Она закрыла глаза на секунду и заставила себя дышать медленнее. Паника была роскошью для людей, у которых есть свободное время и запас сил. У неё не было ни того, ни другого.
Соланж всегда считала, что в критической ситуации самое полезное — не геройство и не истерика, а инвентаризация. Что у тебя есть. Что у тебя болит. Кто рядом. Где выход. Кто врёт. Кто боится. Кто принимает решения. Это правило одинаково годилось для кризисного консультирования, для семейных драм, для скандалов в суде и, как выяснилось, для пробуждения в чужом теле в чёрт знает каком веке.
Она осторожно подвинула ладонь по одеялу.
Пальцы были тоньше, чем она помнила. Кисть — уже. Кожа — гладкая, почти детская в своей молодости, но ладонь не праздная: на подушечках пальцев чувствовалась не нежность салонной барышни, а лёгкая шероховатость от работы с нитками, бумагой, возможно, с ключами или кухонной посудой. Запястье хрупкое. Вены голубовато просвечивали под светлой кожей.
Она подняла руку выше, медленно, будто изучала артефакт.
Нет её часов. Нет её кольца. Нет её тонкой золотой цепочки, которую мать когда-то назвала «единственной вещью, в которой есть приличное чувство меры».
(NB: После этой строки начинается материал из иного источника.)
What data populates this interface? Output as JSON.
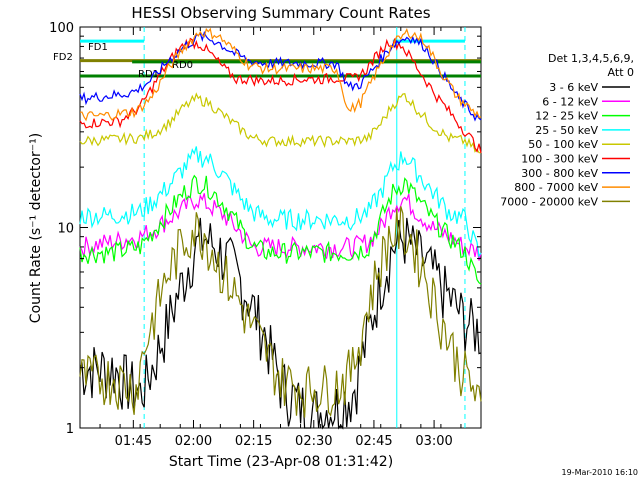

Тело принадлежало молодой женщине. Очень молодой. Лет двадцать, может, чуть больше. И оно было истощено не голодом, а постоянным напряжением и болезнью. Такое ощущение возникает у тех, кто привык заранее сжиматься, чтобы не занимать слишком много места.
Очаровательно. Значит, меня переселили не в ведьму, не в королеву и не в крепкую крестьянку. Уже прогресс.
Она снова повернула голову и увидела девушку у стены.
Та стояла так тихо, что если бы не белый передник и большие тёмные глаза, её можно было бы принять за часть мебели. Худенькая, с заплетёнными слишком туго волосами, в простом сером платье, чуть великоватом ей в плечах. Руки она держала перед собой, пальцы сцеплены так крепко, что костяшки побелели.
Служанка.
Но главное было не это. Главное — она была настороже. Не в смысле готовности к работе. В смысле — готовности к беде. Так стоят люди, которых слишком часто одёргивали, слишком часто стыдили, слишком часто обвиняли в том, что они либо сделали не так, либо вообще появились не вовремя.
Соланж перевела взгляд на старика в тёмном камзоле с потёртыми манжетами. Тот как раз убирал со стола ступку и нож.
Лекарь. Не врач, не хирург в современном смысле, а человек, который умеет слышать хрипы, щупать лоб, различать лихорадку, толочь травы и, возможно, выпускать кровь с уверенностью специалиста.
Он поймал её взгляд.
— Не двигайтесь резко, мадам. Жар спал, но слабость ещё велика.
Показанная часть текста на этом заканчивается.